Dieses Rezept gilt nicht für alle Zeiten. Punktgenaue Slogans, passende Kandidierende und professionell organisierte Wahlkampagnen werden eine Rolle spielen, aber es wäre wichtig, dass die Aktiven verstehen, dass wir uns jetzt in einer anderen Phase befinden. Es geht um die Rettung der Partei. 

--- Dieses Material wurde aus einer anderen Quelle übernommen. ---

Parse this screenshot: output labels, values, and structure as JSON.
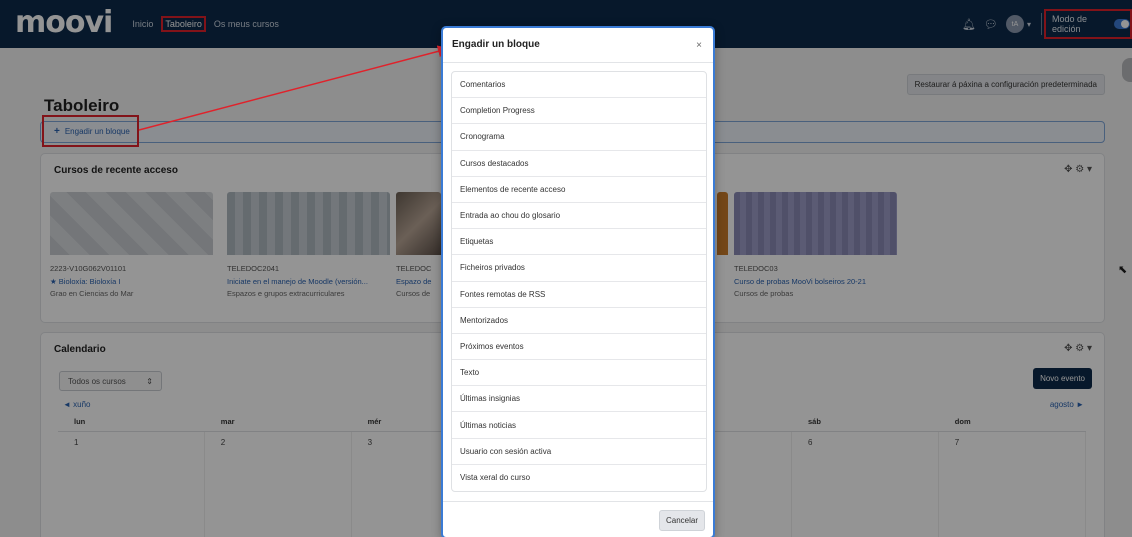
{
  "navbar": {
    "logo": "moovi",
    "links": [
      "Inicio",
      "Taboleiro",
      "Os meus cursos"
    ],
    "avatar_initials": "tA",
    "edit_mode_label": "Modo de edición"
  },
  "page": {
    "restore_button": "Restaurar á páxina a configuración predeterminada",
    "title": "Taboleiro",
    "add_block_label": "Engadir un bloque"
  },
  "recent": {
    "title": "Cursos de recente acceso",
    "courses": [
      {
        "code": "2223-V10G062V01101",
        "name": "★ Bioloxía: Bioloxía I",
        "category": "Grao en Ciencias do Mar"
      },
      {
        "code": "TELEDOC2041",
        "name": "Iniciate en el manejo de Moodle (versión...",
        "category": "Espazos e grupos extracurriculares"
      },
      {
        "code": "TELEDOC",
        "name": "Espazo de",
        "category": "Cursos de"
      },
      {
        "code": "TELEDOC03",
        "name": "Curso de probas MooVi bolseiros 20-21",
        "category": "Cursos de probas"
      }
    ]
  },
  "calendar": {
    "title": "Calendario",
    "filter": "Todos os cursos",
    "new_event": "Novo evento",
    "prev_month": "◄ xuño",
    "next_month": "agosto ►",
    "days": [
      "lun",
      "mar",
      "mér",
      "",
      "",
      "sáb",
      "dom"
    ],
    "dates": [
      "1",
      "2",
      "3",
      "",
      "",
      "6",
      "7"
    ]
  },
  "modal": {
    "title": "Engadir un bloque",
    "close": "×",
    "items": [
      "Comentarios",
      "Completion Progress",
      "Cronograma",
      "Cursos destacados",
      "Elementos de recente acceso",
      "Entrada ao chou do glosario",
      "Etiquetas",
      "Ficheiros privados",
      "Fontes remotas de RSS",
      "Mentorizados",
      "Próximos eventos",
      "Texto",
      "Últimas insignias",
      "Últimas noticias",
      "Usuario con sesión activa",
      "Vista xeral do curso"
    ],
    "cancel": "Cancelar"
  },
  "colors": {
    "navbar": "#0d2a4a",
    "highlight": "#e0222b",
    "link": "#2a62b0",
    "modal_border": "#3a7bd5"
  }
}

So kann es nicht weitergehen. Das können alle in der Partei unterschreiben. Doch die Lösungen unterscheiden sich. Der „rechte“ Flügel trommelt schon dafür, das Grundsatzprogramm zu schleifen und will noch stärker auf Regierungsbeteiligung, Wahlkämpfe und parlamentarische Tätigkeit orientieren, die Partei konsequent an den bürgerlichen Politikbetrieb anpassen und zu einem Anhängsel von SPD und Grünen machen. Die Parteilinke muss klar dagegen halten und Mehrheiten für einen nötigen Kurswechsel erkämpfen, hin zu einer kämpfenden antikapitalistischen, sozialistischen Partei mit dem Ziel, zu einer Klassenpartei der arbeitenden Menschen zu werden.